National Council of Teachers of Mathematics 2012 Research Presession

Please note: The NCTM conference program is subject to change.

120- Open Questions Generate a Culture of Sense-Making Reasoning and Proving

Wednesday, April 25, 2012: 1:00 PM-2:30 PM
Salon I/J/K/L 4 (Philadelphia Marriott Downtown)
Principles and Standards for School Mathematic (NCTM, 2000) calls for mathematical reasoning and proof to play a role at all grade levels.  Since this publication, Focus on High School Mathematics: Reasoning and Sense Making (NCTM, 2009) has described a classroom culture where reasoning and sense making are intertwined across the continuum from informal observations to formal deductions.

Unfortunately, outside of high school geometry students experience little if any exposure to proving (Ball, et al, 2002; Knuth, 2002b; Wu, 1996), and considerable literature has shown that students often leave their high school geometry course with a narrow understanding of the role of proof (Chazan, 1993; Knuth, 2002a; Martin and Harel, 1989; Martin and McCrone, 2001).  Moreover, school proving experiences, when they occur, are often formal and do not connect well with other types of mathematical study such as exploration, problem solving, and discovery, to name a few.

Yet authors such as Hanna (2000) and deVilliers (1999) describe numerous roles proof can play in school mathematics, including: verification, explanation, systematization, discovery, communication, construction, and exploration of mathematics. Weber (2009) discusses how proving is related to problem solving. A disheartening finding of Knuth (2002) is that many high school teachers view proof in a limited pedagogical way—that it is a topic of study primarily for verifying truth.  This novice’s view of proof may come from the teachers’ own proof experience. Schoenfeld (1985) argues that "[f]or most students proof lacks purpose: students engage in argument only to confirm something that is intuitively obvious, in which case proof is redundant, or to verify something they are told in which case proof is arcane."  Other researchers have noted this problem.  Martin and McCrone (2001) assert that when students are asked only to prove statements they already believe to be true, they fail to develop an appreciation for the learning and explanatory role of proof.

To address this problem, the author of this talk has conducted three iterations of a teaching experiment to find ways to engage pre-service teachers in a task that expands their understanding of the role of proving, reasoning, and sense making in mathematics and particularly in the mathematics classroom. By presenting an open question, providing the right amount of scaffolding, and giving students more than a month to address in the question, numerous roles of proving and reasoning discussed in the literature emerged.
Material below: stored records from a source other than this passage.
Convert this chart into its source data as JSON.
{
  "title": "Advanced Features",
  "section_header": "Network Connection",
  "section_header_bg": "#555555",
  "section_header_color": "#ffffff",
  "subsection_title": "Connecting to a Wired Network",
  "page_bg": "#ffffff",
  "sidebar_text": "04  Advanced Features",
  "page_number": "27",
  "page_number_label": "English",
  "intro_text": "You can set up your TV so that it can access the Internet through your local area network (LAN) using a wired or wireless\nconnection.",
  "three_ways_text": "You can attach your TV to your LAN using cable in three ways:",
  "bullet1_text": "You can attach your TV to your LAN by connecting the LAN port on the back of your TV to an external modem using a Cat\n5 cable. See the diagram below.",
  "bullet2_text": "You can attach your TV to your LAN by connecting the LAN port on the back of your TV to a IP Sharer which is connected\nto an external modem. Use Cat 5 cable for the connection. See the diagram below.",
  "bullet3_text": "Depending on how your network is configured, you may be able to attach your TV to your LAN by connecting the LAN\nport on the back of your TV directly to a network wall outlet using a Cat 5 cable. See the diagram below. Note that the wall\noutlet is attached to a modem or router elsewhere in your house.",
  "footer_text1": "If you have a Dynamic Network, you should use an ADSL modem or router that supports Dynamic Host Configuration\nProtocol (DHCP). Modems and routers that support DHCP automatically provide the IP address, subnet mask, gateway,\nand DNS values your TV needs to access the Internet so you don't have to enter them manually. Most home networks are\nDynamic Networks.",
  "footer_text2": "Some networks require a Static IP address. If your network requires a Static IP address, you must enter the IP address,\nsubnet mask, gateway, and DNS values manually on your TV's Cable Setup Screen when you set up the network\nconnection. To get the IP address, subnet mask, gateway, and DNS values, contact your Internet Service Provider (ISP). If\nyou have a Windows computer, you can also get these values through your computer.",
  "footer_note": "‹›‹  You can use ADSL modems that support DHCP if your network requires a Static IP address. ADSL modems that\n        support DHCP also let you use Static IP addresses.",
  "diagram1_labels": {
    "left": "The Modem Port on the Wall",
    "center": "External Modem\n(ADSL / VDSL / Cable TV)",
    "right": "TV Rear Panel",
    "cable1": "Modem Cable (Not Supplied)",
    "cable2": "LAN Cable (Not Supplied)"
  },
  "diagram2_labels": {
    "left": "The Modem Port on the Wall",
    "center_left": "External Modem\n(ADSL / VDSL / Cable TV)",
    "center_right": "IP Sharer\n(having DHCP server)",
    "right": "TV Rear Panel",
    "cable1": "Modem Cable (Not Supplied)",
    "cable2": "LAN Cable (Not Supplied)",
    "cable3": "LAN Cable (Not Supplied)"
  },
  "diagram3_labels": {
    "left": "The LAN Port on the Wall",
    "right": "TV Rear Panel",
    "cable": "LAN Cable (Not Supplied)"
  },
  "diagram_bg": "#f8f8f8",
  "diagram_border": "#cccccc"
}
From the three iterations of this type of task (here “task” is defined to be all the student actions centered on addressing the question posed), the author has learned a great deal about common themes that emerge. A great deal has also been learned about such tasks’ potential for expanding learners’ understanding of the importance, power, and potential of reasoning, proving, and sense-making in mathematical thinking. Moreover, a great deal has been learned about how informal reasoning and formal reasoning intertwine to support mathematical investigation and problem solving.

Data; including student collective discourse from an online environment, videotapes of classroom discourse, and students’ written work; will be presented. Analysis of this data reveals how students:  

  1. Developed a collective understanding the question posed.
  2. Developed an answer to the question.
  3. Determined what support (e.g. axioms, definitions, and other prior results) were needed to justify their responses.
  4. Developed a variety of approaches: recursive, algebraic, pattern recognition.
  5. Addressed impossibility theorems as well as possibility theorems.
  6. Used inductive reasoning to move toward deductive reasoning.
  7. Develop a self-motivated level of rigor, e.g. created a social-culture nature of proof (Stylandies (2007)).

Participants and the presenter will then engage in collect reflection and discourse on the following questions:

  1. How can the data collection process and subsequent analysis be refined?
  2. How can the structure and delivery of the teaching experiment be improved?
  3. What is the potential of the approach and findings for broader impact?
Lead Speaker:
David A. Yopp


Description of Presentation:

The speaker will present findings from an experiment that engaged preservice teachers in tasks that expanded their understanding of the roles of proof and reasoning. An open question, the right amount of scaffolding, and giving students more than a month to address the question brought out numerous roles discussed in the literature.